SPRINGFIELD — After a young lifetime of neglect, uncertainty and foster placements, Chanel Nugent-Dunson thought she had finally found a savior in a seemingly warm-hearted high school teacher.
He paid her special interest in school, gave her rides home, even suggesting she call him “dad,” which she did. She didn’t care if her classmates found it odd.
Kenneth Strout taught her information support systems class for two years at the Lower Pioneer Valley Educational Collaborative in West Springfield.
On Sept. 5, Strout pleaded guilty in Springfield District Court to two counts of annoying or accosting another person in connection with his behavior toward Nugent-Dunson and another former student. He was sentenced to a year of probation.
Strout’s lawyer, Boston attorney Kenneth H. Anderson, could not be reached for comment.
“Everyone knew Strout as this really loving, church-going, wholesome person,” said Nugent-Dunson, now 19 and a psychology student at Western New England University.
But back in high school, her so-called savior turned unseemly, eventually asking her for nude photos and to disrobe in his vehicle when he took it through a car wash during the 2024 academic year. She complied with neither request, she said.
“He told me he had permission to drive me home, because I had no legal guardian,” she said.
She was later informed by school administrators that there was no such clearance. In fact, there is a policy in place prohibiting that, except in emergency situations.
Nugent-Dunson lost her father in 2013, his body recovered from the Connecticut River. His cause of death was inconclusive, she said.
Her mother had her own problems with drugs and alcohol, according to Nugent-Dunson, who said she and her twin sister were often locked in a closet for hours while their mother entertained men. Their mother also was in and out of jail.
The girls bounced between different family members over the years, and Nugent-Dunson even couch-surfed for a while.
She felt school administrators didn’t take her seriously, urging her silence after she first came forward with her concerns about Strout.
School Principal Director Donald Jarvis and Executive Director Alvin W. Morton tell a different version of the story, though they couldn’t speak at length because of personnel protections.
“Once she came forward with her concerns, we began an investigation, and she had zero contact with him in the building after that,” said Jarvis.
Morton said Strout has not worked there for more than a year, after having taught there for seven. Strout had no prior disciplinary history, Morton added.

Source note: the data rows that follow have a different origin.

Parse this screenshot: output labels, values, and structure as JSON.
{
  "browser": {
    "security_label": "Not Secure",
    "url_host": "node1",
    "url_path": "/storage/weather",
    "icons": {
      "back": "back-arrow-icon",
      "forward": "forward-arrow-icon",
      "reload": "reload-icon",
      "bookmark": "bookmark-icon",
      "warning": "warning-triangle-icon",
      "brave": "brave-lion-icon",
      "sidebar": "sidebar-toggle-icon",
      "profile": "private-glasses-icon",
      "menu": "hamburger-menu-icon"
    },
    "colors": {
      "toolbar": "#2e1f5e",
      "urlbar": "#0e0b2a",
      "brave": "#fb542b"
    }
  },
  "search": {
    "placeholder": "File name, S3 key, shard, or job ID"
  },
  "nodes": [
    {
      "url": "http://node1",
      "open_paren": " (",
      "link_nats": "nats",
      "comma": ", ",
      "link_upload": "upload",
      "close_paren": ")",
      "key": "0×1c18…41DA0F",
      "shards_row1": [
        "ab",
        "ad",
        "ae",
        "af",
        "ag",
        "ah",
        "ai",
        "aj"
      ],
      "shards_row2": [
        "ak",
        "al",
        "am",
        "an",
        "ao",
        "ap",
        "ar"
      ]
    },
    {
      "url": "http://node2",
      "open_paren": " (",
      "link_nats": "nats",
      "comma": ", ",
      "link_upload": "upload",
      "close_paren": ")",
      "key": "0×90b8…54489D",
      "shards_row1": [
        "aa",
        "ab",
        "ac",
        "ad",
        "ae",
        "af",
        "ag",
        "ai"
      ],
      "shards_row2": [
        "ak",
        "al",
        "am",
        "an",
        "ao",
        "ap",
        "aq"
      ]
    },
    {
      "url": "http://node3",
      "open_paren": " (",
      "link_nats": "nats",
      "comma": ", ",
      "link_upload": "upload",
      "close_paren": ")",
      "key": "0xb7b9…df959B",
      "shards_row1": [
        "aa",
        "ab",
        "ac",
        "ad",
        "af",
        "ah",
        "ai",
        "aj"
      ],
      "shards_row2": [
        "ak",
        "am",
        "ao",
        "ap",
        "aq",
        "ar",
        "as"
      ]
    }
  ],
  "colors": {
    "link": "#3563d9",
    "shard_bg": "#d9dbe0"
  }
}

“We take these allegations very, very seriously,” he said. “We try to act fairly for both student safety and our staff in terms of due process. But student safety is our top priority.”
Jarvis said he believed the school did the best it could with the information that was presented to them.
“I feel very bad about what happened. I truly wish it never happened,” Jarvis said, adding that he’d not received a similar complaint in his 32 years in education.
As part of his guilty plea, Strout was forced by a judge to surrender his Massachusetts teaching license, court records show. He also was ordered to stay away from Nugent-Dunson, plus another former student.
That second woman shared messages that the two exchanged in a previous story in The Republican.
“What are you in college for? Your (sic) the only student I’ve ever wanted to see naked fyi,” he wrote.
“That’s a little weird Mr. Strout don’t u think? Like I was very much underage in ur (sic) class … jail bait,” she responded.
She ultimately blocked her former teacher on all social media platforms.
While Nugent-Dunson gave the newspaper permission to publish her name and likeness, The Republican typically does not identify victims of sexual misconduct or assault.
The college sophomore shared her story in the hopes that it might encourage other victims to come forward, from the school or any other setting.
“If there’s someone else who’s felt silenced, I want to tell them to speak up,” she said.